Functional regions of the N-terminal domain of the antiterminator RfaH

RfaH is a bacterial elongation factor that increases expression of distal genes in several long, horizontally acquired operons. RfaH is recruited to the transcription complex during RNA chain elongation through specific interactions with a DNA element called ops. Following recruitment, RfaH remains bound to RNA polymerase (RNAP) and acts as an antiterminator by reducing RNAP pausing and termination at some factor‐independent and Rho‐dependent signals. RfaH consists of two domains connected by a flexible linker. The N‐terminal RfaH domain (RfaHN) recognizes the ops element, binds to the RNAP and reduces pausing and termination in vitro. Functional analysis of single substitutions in this domain reported here suggests that three separate RfaHN regions mediate these functions. We propose that a polar patch on one side of RfaHN interacts with the non‐template DNA strand during recruitment, whereas a hydrophobic surface on the opposite side of RfaHN remains bound to the β′ subunit clamp helices domain throughout transcription of the entire operon. The third region is apparently dispensable for RfaH binding to the transcription complex but is required for the antitermination modification of RNAP.
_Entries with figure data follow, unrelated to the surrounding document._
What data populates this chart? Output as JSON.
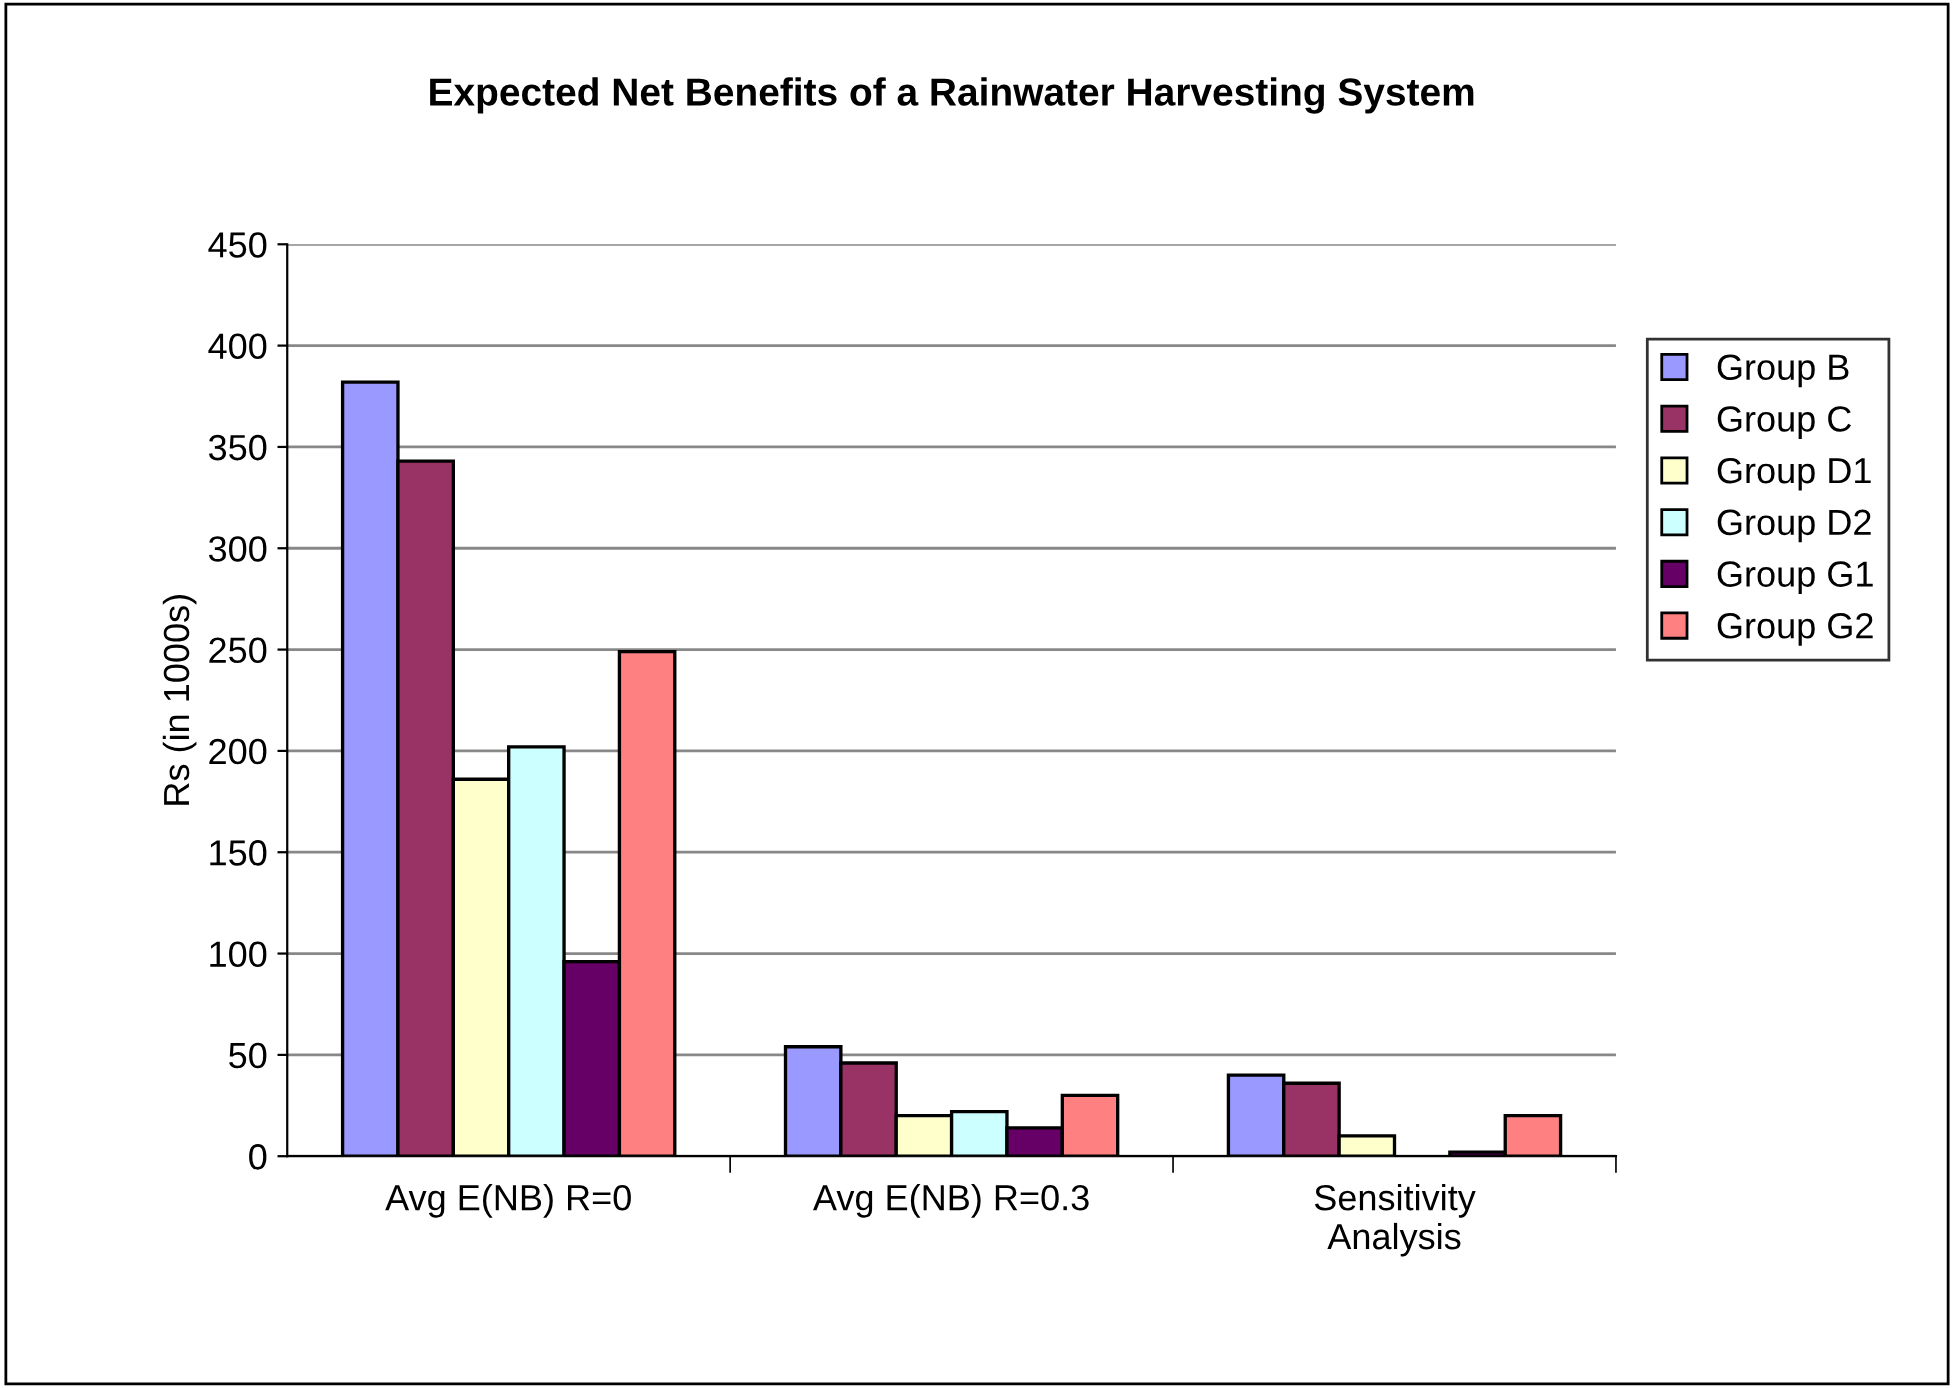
{
  "chart_data": {
    "type": "bar",
    "title": "Expected Net Benefits of a Rainwater Harvesting System",
    "ylabel": "Rs (in 1000s)",
    "categories": [
      "Avg E(NB) R=0",
      "Avg E(NB) R=0.3",
      "Sensitivity\nAnalysis"
    ],
    "series": [
      {
        "name": "Group B",
        "color": "#9999ff",
        "values": [
          382,
          54,
          40
        ]
      },
      {
        "name": "Group C",
        "color": "#993366",
        "values": [
          343,
          46,
          36
        ]
      },
      {
        "name": "Group D1",
        "color": "#ffffcc",
        "values": [
          186,
          20,
          10
        ]
      },
      {
        "name": "Group D2",
        "color": "#ccffff",
        "values": [
          202,
          22,
          null
        ]
      },
      {
        "name": "Group G1",
        "color": "#660066",
        "values": [
          96,
          14,
          2
        ]
      },
      {
        "name": "Group G2",
        "color": "#ff8080",
        "values": [
          249,
          30,
          20
        ]
      }
    ],
    "ylim": [
      0,
      450
    ],
    "yticks": [
      0,
      50,
      100,
      150,
      200,
      250,
      300,
      350,
      400,
      450
    ],
    "grid": "y",
    "legend": "right"
  }
}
Allosteric control of the RNA polymerase by the elongation factor RfaH

Efficient transcription of long polycistronic operons in bacteria frequently relies on accessory proteins but their molecular mechanisms remain obscure. RfaH is a cellular elongation factor that acts as a polarity suppressor by increasing RNA polymerase (RNAP) processivity. In this work, we provide evidence that RfaH acts by reducing transcriptional pausing at certain positions rather than by accelerating RNAP at all sites. We show that ‘fast’ RNAP variants are characterized by pause-free RNA chain elongation and are resistant to RfaH action. Similarly, the wild-type RNAP is insensitive to RfaH in the absence of pauses. In contrast, those enzymes that may be prone to falling into a paused state are hypersensitive to RfaH. RfaH inhibits pyrophosphorolysis of the nascent RNA and reduces the apparent Michaelis–Menten constant for nucleotides, suggesting that it stabilizes the post-translocated, active RNAP state. Given that the RfaH-binding site is located 75 Å away from the RNAP catalytic center, these results strongly indicate that RfaH acts allosterically. We argue that despite the apparent differences in the nucleic acid targets, the time of recruitment and the binding sites on RNAP, unrelated antiterminators (such as RfaH and λQ) utilize common strategies during both recruitment and anti-pausing modification of the transcription complex.
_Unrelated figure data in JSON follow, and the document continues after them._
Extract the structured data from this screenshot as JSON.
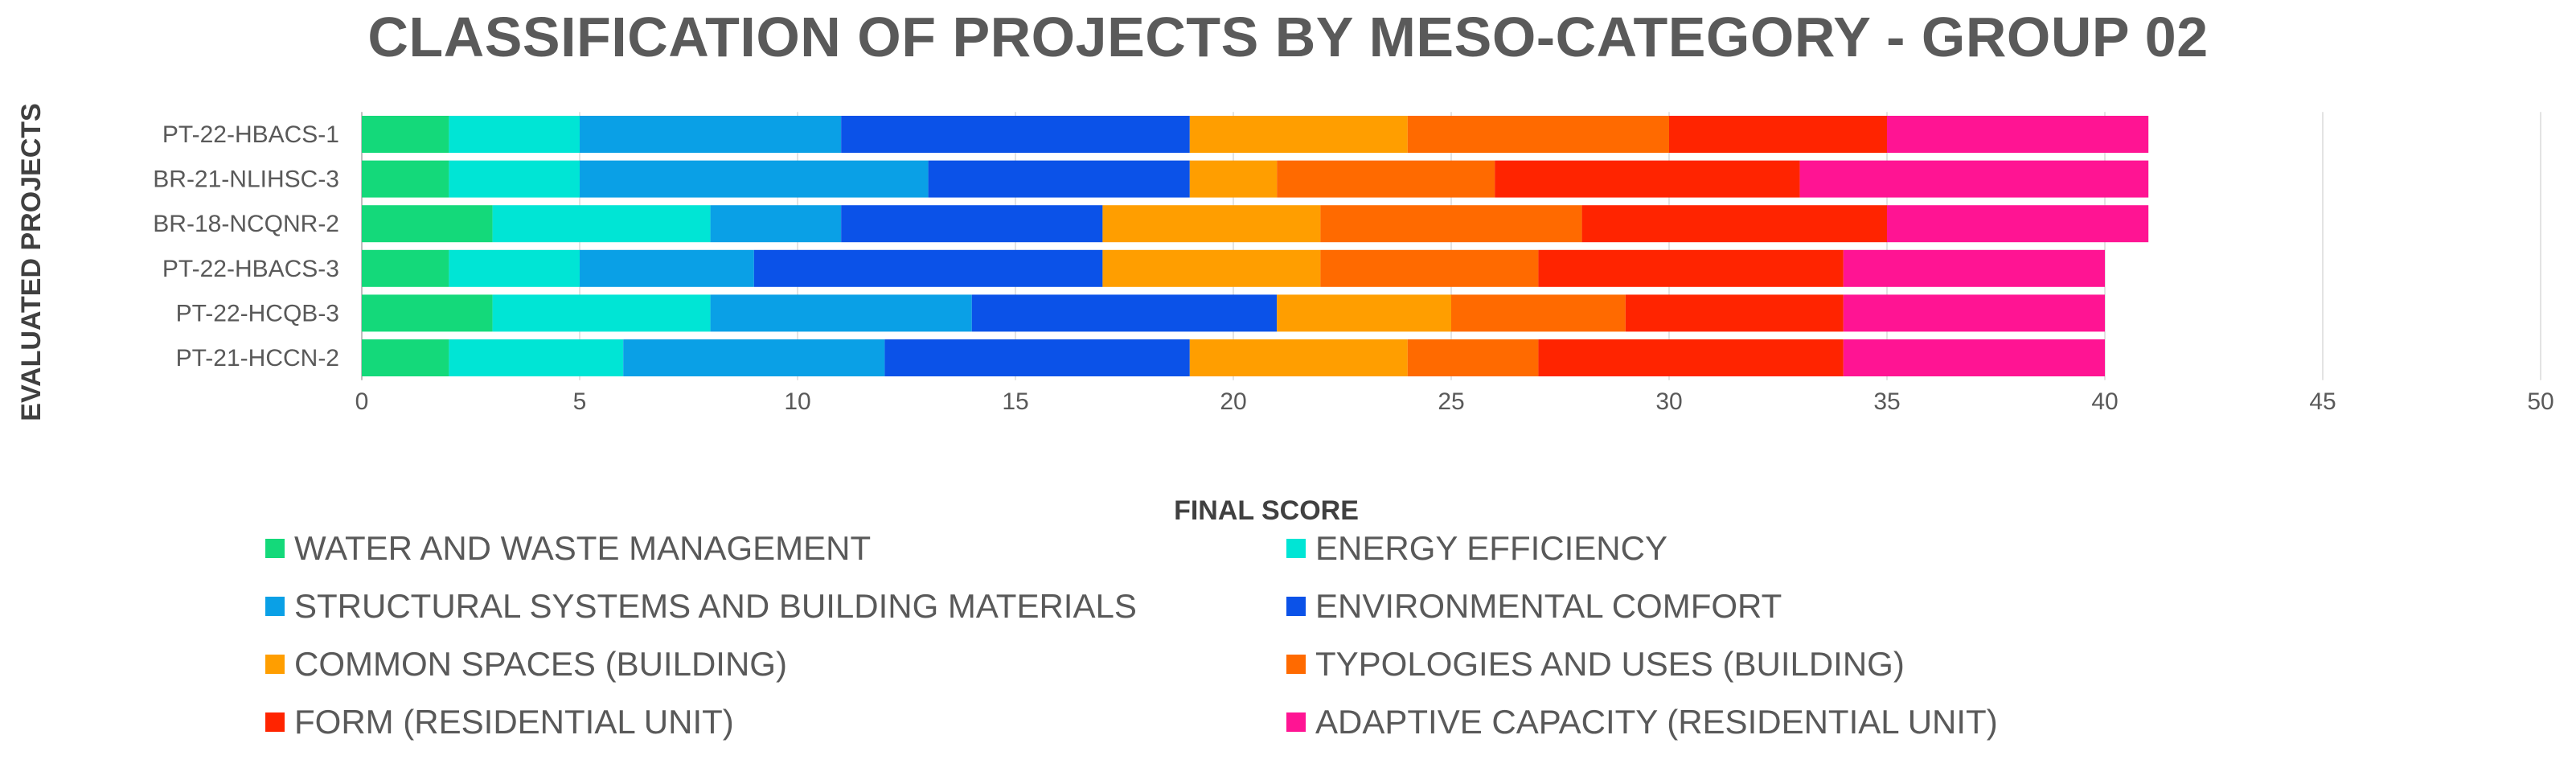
{
  "chart_data": {
    "type": "bar",
    "orientation": "horizontal",
    "stacked": true,
    "title": "CLASSIFICATION OF PROJECTS BY MESO-CATEGORY - GROUP 02",
    "xlabel": "FINAL SCORE",
    "ylabel": "EVALUATED PROJECTS",
    "xlim": [
      0,
      50
    ],
    "xticks": [
      0,
      5,
      10,
      15,
      20,
      25,
      30,
      35,
      40,
      45,
      50
    ],
    "grid": true,
    "legend_position": "bottom",
    "categories": [
      "PT-22-HBACS-1",
      "BR-21-NLIHSC-3",
      "BR-18-NCQNR-2",
      "PT-22-HBACS-3",
      "PT-22-HCQB-3",
      "PT-21-HCCN-2"
    ],
    "series": [
      {
        "name": "WATER AND WASTE MANAGEMENT",
        "color": "#14d97a",
        "values": [
          2,
          2,
          3,
          2,
          3,
          2
        ]
      },
      {
        "name": "ENERGY EFFICIENCY",
        "color": "#00e5d5",
        "values": [
          3,
          3,
          5,
          3,
          5,
          4
        ]
      },
      {
        "name": "STRUCTURAL SYSTEMS AND BUILDING MATERIALS",
        "color": "#0aa0e6",
        "values": [
          6,
          8,
          3,
          4,
          6,
          6
        ]
      },
      {
        "name": "ENVIRONMENTAL COMFORT",
        "color": "#0b52e8",
        "values": [
          8,
          6,
          6,
          8,
          7,
          7
        ]
      },
      {
        "name": "COMMON SPACES (BUILDING)",
        "color": "#ff9e00",
        "values": [
          5,
          2,
          5,
          5,
          4,
          5
        ]
      },
      {
        "name": "TYPOLOGIES AND USES (BUILDING)",
        "color": "#ff6a00",
        "values": [
          6,
          5,
          6,
          5,
          4,
          3
        ]
      },
      {
        "name": "FORM (RESIDENTIAL UNIT)",
        "color": "#ff2400",
        "values": [
          5,
          7,
          7,
          7,
          5,
          7
        ]
      },
      {
        "name": "ADAPTIVE CAPACITY (RESIDENTIAL UNIT)",
        "color": "#ff1493",
        "values": [
          6,
          8,
          6,
          6,
          6,
          6
        ]
      }
    ]
  }
}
The carboxy-terminal coiled-coil of the RNA polymerase β′-subunit is the main binding site for Gre factors

Bacterial Gre transcript cleavage factors stimulate the intrinsic endonucleolytic activity of RNA polymerase (RNAP) to rescue stalled transcription complexes. They bind to RNAP and extend their coiled‐coil (CC) domains to the catalytic centre through the secondary channel. Three existing models for the Gre–RNAP complex postulate congruent mechanisms of Gre‐assisted catalysis, while offering conflicting views of the Gre–RNAP interactions. Here, we report the GreB structure of Escherichia coli. The GreB monomers form a triangle with the tip of the amino‐terminal CC of one molecule trapped within the hydrophobic cavity of the carboxy‐terminal domain of a second molecule. This arrangement suggests an analogous model for recruitment to RNAP. Indeed, the β′‐subunit CC located at the rim of the secondary channel has conserved hydrophobic residues at its tip. We show that substitutions of these residues and those in the GreB C‐terminal domain cavity confer defects in GreB activity and binding to RNAP, and present a plausible model for the RNAP–GreB complex.